MS: Actually there weren't too many surprises. Ira & Charlie had touched so many folks that their reach was far.  Many of these artists had already covered the Louvins over the years or sung their praises in interviews. We had the opposite problem than usual, there were too many fans to pick from!

Which selected tunes were most surprising to you (artist to their chosen song)?

MS: I wasn't familiar with their recording of "Almost Persuaded" which Mark Lanegan suggested. That song floored me, and quickly became my favorite Louvin Brother's recording.

Along similar lines, were there any tunes that you almost expected artists to pick?

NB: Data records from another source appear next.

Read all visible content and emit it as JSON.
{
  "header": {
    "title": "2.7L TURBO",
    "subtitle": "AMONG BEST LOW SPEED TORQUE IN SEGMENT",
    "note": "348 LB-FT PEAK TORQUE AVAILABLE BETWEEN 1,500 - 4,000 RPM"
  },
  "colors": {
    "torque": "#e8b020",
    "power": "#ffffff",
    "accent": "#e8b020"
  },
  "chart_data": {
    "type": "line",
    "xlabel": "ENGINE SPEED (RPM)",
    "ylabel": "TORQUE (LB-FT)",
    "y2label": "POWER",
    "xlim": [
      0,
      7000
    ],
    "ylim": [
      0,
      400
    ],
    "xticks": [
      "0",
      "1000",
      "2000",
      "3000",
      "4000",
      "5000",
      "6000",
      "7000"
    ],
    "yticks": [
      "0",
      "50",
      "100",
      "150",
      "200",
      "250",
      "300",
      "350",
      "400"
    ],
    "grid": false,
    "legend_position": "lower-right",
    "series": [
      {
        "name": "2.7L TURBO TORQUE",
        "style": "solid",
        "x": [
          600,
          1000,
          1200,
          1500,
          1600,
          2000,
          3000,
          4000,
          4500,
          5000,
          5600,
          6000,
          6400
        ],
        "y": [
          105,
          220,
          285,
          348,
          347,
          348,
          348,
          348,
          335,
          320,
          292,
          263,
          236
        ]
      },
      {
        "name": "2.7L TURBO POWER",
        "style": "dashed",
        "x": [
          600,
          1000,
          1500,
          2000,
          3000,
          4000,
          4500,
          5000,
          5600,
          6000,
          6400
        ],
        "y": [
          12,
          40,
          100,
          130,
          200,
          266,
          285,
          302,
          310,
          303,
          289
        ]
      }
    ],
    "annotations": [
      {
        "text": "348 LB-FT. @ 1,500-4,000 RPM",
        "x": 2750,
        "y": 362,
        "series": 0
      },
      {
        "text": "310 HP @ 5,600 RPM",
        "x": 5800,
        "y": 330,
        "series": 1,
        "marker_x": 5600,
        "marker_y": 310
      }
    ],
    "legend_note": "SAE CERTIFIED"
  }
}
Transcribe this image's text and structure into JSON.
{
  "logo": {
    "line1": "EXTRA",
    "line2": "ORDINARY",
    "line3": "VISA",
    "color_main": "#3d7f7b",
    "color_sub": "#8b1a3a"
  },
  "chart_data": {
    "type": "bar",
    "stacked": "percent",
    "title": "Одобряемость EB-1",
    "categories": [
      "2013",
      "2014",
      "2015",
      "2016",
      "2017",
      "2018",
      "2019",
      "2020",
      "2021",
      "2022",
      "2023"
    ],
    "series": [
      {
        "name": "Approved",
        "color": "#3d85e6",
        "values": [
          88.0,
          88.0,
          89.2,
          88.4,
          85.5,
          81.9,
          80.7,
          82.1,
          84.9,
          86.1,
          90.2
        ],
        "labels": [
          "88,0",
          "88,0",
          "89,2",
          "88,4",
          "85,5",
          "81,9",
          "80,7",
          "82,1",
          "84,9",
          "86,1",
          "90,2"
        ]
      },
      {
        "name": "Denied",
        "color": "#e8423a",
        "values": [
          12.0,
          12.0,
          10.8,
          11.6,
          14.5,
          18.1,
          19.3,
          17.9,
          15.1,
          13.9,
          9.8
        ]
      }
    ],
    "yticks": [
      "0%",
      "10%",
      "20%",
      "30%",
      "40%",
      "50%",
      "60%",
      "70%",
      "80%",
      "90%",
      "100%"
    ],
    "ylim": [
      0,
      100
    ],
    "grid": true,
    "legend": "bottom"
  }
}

MS: One of Chris Hillman's musical turning points in his life was when his mom bought him a copy of the Louvin Brothers' 1956 album Tragic Songs of Life, so we had a good idea he'd pick something on there. The Black Angels have always been massive fans of Satan Is Real so we had a feeling they'd choose a tune from the LP. 


Can you talk a little bit about the Tragic Songs of Life reissue from Light In The Attic?

MS: TSOL is a pinnacle album in the band's catalog and one that we couldn't resist reissuing.  There's some incredible mandolin playing on the record, as well as some of the band's finest recordings - "Alabama,", "Knoxville Girl," and "In The Pines." Fortunately, Capitol had the original master tapes as well, so John Baldwin spent ages with this record as well.  To my ears, it sounds better than it ever has.